The following tools will be developed to reason about Lurk values so as to express the desired properties of Lurk programs:

• The representation of Lurk Code as S-expressions.

• A DSL for Decidable Predicates over S-expressions.

• Basic predicates about atoms.

• Structural properties (ie. lengths of the list, shape of tree-like structures).

• A system to address subexpressions, allowing to apply predicates to particular subexpressions.

• The decidable property that a particular S-expression represents valid Lurk code - code that would be accepted by the compiler without compile-time errors. (We need to discuss what subset of compiler errors to consider at this stage.)

During translation from S-expression-based representation, witnesses of proofs will be embedded into AST, which is more fine-grained and have separate nodes for different Lurk control structures (something like https://github.com/Glow-Lang/glow2-haskell/blob/9439e74ccf545ecd88b76dce110e30c73f128f14/glow/lib/Glow/Ast/Targets/Lurk.hs#L15, but with additional fields to allow decoration of AST with witnesses of desired properties)

Reasoning about the execution of Lurk (4 weeks)

Representation for the Lurk environment

• Basic predicates about a context (is a symbol in scope? What are known predicates about its value?).

• The implementation of an evaluator for an expression in a given environment.

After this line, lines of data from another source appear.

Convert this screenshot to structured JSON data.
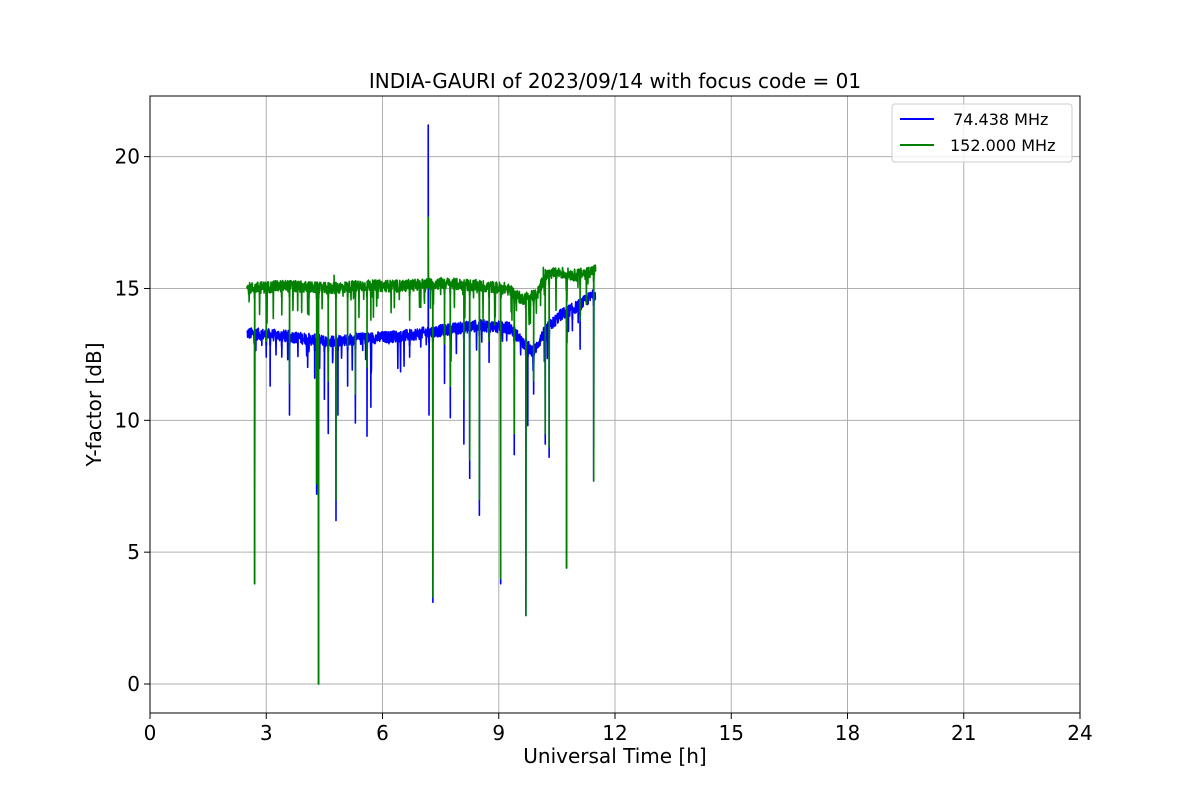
{
  "chart_data": {
    "type": "line",
    "title": "INDIA-GAURI of 2023/09/14 with focus code = 01",
    "xlabel": "Universal Time [h]",
    "ylabel": "Y-factor [dB]",
    "xlim": [
      0,
      24
    ],
    "ylim": [
      -1.1,
      22.3
    ],
    "xticks": [
      0,
      3,
      6,
      9,
      12,
      15,
      18,
      21,
      24
    ],
    "yticks": [
      0,
      5,
      10,
      15,
      20
    ],
    "grid": true,
    "legend_position": "top-right",
    "series": [
      {
        "name": " 74.438 MHz",
        "color": "#0000ff",
        "baseline": [
          [
            2.5,
            13.3
          ],
          [
            3.5,
            13.2
          ],
          [
            4.5,
            13.0
          ],
          [
            5.5,
            13.1
          ],
          [
            6.5,
            13.2
          ],
          [
            7.5,
            13.4
          ],
          [
            8.5,
            13.6
          ],
          [
            9.3,
            13.5
          ],
          [
            9.6,
            13.0
          ],
          [
            9.9,
            12.6
          ],
          [
            10.2,
            13.4
          ],
          [
            10.6,
            14.0
          ],
          [
            11.0,
            14.3
          ],
          [
            11.5,
            14.8
          ]
        ],
        "dips": [
          [
            2.7,
            3.8
          ],
          [
            3.0,
            12.4
          ],
          [
            3.1,
            11.3
          ],
          [
            3.4,
            12.4
          ],
          [
            3.6,
            10.2
          ],
          [
            4.1,
            12.6
          ],
          [
            4.25,
            11.6
          ],
          [
            4.3,
            7.2
          ],
          [
            4.35,
            0.0
          ],
          [
            4.5,
            10.8
          ],
          [
            4.6,
            9.5
          ],
          [
            4.8,
            6.2
          ],
          [
            4.85,
            10.2
          ],
          [
            5.1,
            11.3
          ],
          [
            5.3,
            9.9
          ],
          [
            5.6,
            9.4
          ],
          [
            5.7,
            10.5
          ],
          [
            6.7,
            12.4
          ],
          [
            7.2,
            10.2
          ],
          [
            7.3,
            3.1
          ],
          [
            7.6,
            11.4
          ],
          [
            7.75,
            10.1
          ],
          [
            8.1,
            9.1
          ],
          [
            8.25,
            7.8
          ],
          [
            8.5,
            6.4
          ],
          [
            8.75,
            12.2
          ],
          [
            9.05,
            3.8
          ],
          [
            9.4,
            8.7
          ],
          [
            9.7,
            2.6
          ],
          [
            9.75,
            9.8
          ],
          [
            9.9,
            11.0
          ],
          [
            10.2,
            9.1
          ],
          [
            10.3,
            8.6
          ],
          [
            10.75,
            4.4
          ],
          [
            10.9,
            13.4
          ],
          [
            11.1,
            12.7
          ],
          [
            11.45,
            7.7
          ]
        ],
        "spikes": [
          [
            7.18,
            21.2
          ]
        ]
      },
      {
        "name": "152.000 MHz",
        "color": "#008000",
        "baseline": [
          [
            2.5,
            15.0
          ],
          [
            3.5,
            15.1
          ],
          [
            4.5,
            15.0
          ],
          [
            5.5,
            15.1
          ],
          [
            6.5,
            15.1
          ],
          [
            7.5,
            15.2
          ],
          [
            8.5,
            15.1
          ],
          [
            9.2,
            15.0
          ],
          [
            9.6,
            14.6
          ],
          [
            10.0,
            14.8
          ],
          [
            10.2,
            15.5
          ],
          [
            10.6,
            15.6
          ],
          [
            11.0,
            15.5
          ],
          [
            11.5,
            15.7
          ]
        ],
        "dips": [
          [
            2.7,
            3.8
          ],
          [
            3.0,
            13.0
          ],
          [
            3.4,
            14.0
          ],
          [
            3.6,
            11.4
          ],
          [
            4.1,
            14.0
          ],
          [
            4.3,
            7.6
          ],
          [
            4.35,
            0.0
          ],
          [
            4.6,
            11.5
          ],
          [
            4.8,
            7.0
          ],
          [
            5.1,
            12.8
          ],
          [
            5.3,
            11.0
          ],
          [
            5.6,
            12.0
          ],
          [
            5.7,
            13.8
          ],
          [
            6.7,
            13.8
          ],
          [
            7.3,
            3.3
          ],
          [
            7.6,
            12.9
          ],
          [
            7.75,
            11.3
          ],
          [
            8.1,
            10.8
          ],
          [
            8.25,
            8.5
          ],
          [
            8.5,
            7.0
          ],
          [
            8.75,
            13.0
          ],
          [
            9.05,
            4.0
          ],
          [
            9.4,
            9.5
          ],
          [
            9.7,
            2.6
          ],
          [
            9.9,
            11.5
          ],
          [
            10.2,
            9.5
          ],
          [
            10.3,
            9.0
          ],
          [
            10.75,
            4.4
          ],
          [
            11.1,
            13.8
          ],
          [
            11.45,
            7.7
          ]
        ],
        "spikes": [
          [
            7.18,
            17.7
          ],
          [
            10.15,
            15.8
          ],
          [
            4.75,
            15.5
          ]
        ]
      }
    ]
  }
}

• The application of the above-developed tools to the example Lurk program specified in the first stage of the project.

• A short video demonstration of the library utility.

Total Budget Requested

The above plan totals 11 weeks of work, at a cost of $97,500 ($88,000 development costs + $9,500). Payment for each milestone would be expected half at the beginning and half at the end.

Maintenance and Upgrade Plans

Maintenance will mainly focus on ensuring that the state of the library matches exactly the constantly evolving Lurk language and Filecoin ecosystem.

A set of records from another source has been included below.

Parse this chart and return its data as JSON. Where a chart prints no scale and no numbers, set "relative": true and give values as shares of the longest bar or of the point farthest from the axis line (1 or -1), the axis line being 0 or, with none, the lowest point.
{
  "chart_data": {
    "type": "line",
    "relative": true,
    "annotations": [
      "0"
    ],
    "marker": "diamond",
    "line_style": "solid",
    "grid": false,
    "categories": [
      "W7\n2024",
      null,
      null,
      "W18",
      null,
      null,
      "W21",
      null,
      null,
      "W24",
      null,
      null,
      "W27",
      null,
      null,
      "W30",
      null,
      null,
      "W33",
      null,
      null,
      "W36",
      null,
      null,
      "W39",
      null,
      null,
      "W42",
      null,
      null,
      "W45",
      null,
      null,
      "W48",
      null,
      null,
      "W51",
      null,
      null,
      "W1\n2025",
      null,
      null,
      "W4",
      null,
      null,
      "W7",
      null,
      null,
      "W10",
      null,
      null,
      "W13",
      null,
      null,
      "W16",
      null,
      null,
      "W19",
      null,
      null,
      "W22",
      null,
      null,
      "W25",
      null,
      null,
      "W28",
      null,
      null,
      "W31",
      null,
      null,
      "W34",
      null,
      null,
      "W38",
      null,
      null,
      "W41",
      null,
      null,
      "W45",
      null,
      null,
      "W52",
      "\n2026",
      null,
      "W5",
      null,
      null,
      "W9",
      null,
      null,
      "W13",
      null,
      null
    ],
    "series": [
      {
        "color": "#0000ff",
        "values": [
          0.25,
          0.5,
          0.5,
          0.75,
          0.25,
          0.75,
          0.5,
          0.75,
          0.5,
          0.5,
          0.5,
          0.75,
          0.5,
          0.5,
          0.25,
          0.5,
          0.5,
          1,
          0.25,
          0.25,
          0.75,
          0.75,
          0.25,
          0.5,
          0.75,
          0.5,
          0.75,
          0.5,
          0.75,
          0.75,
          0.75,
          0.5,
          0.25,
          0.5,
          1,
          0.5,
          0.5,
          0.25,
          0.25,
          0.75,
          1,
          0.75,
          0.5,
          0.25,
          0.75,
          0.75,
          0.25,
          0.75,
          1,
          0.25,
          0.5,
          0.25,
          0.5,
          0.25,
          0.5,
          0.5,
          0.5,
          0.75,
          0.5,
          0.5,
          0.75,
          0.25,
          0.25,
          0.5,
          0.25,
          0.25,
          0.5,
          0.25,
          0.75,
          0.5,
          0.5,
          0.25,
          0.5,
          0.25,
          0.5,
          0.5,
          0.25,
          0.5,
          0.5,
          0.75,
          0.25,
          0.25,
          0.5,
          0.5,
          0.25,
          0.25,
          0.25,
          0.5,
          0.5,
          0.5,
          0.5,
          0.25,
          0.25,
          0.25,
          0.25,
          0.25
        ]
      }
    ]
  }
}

While the work proposed for this project will result in an Agda Library suitable for real world applications by experts, MuKn is interested in continuing work to ensure its wider adoption by: expanding the toolset for writing formally verified proofs about Lurk programs. creating more examples of verified Lurk programs. creating a library of verified Lurk snippets developing a framework to compose them into more complicated Lurk programs, and developing their proofs producing high quality learning materials and tutorials introducing developers to an effective workflow to develop formally verified Lurk applications.

Team

Team Members

• François-René Rideau, President & Chief Architect
• Alex Hochberger, CTO
• Marcin Grzybowski, Formal Methods Lead
• Paweł Wolak, Junior Developer

Team Website

• https://mukn.io

Relevant Experience

Relevant previous work by our contributors are listed in our Wiki:
https://github.com/Glow-lang/glow/wiki/Bibliography-Glow

Moreover, individual Glow contributors’ biographies can be found on
our company website.

Team code repositories

https://github.com/Glow-Lang/glow

https://github.com/MuKnIO/glow Glow language for Safe Decentralized Applications https://github.com/Glow-Lang/glow2-haskell WIP retargetable/portable backend for glow, written in Haskell. https://github.com/Glow-Lang/glow2-haskell/tree/glow-on-lurk-prototype/agda/Glow WIP formalization of Glow in agda

[ErinOCon]

Hi @fare, thank you for your proposal. Unfortunately, we will not be moving forward with a grant at this time. Wishing you the best of luck as you continue building!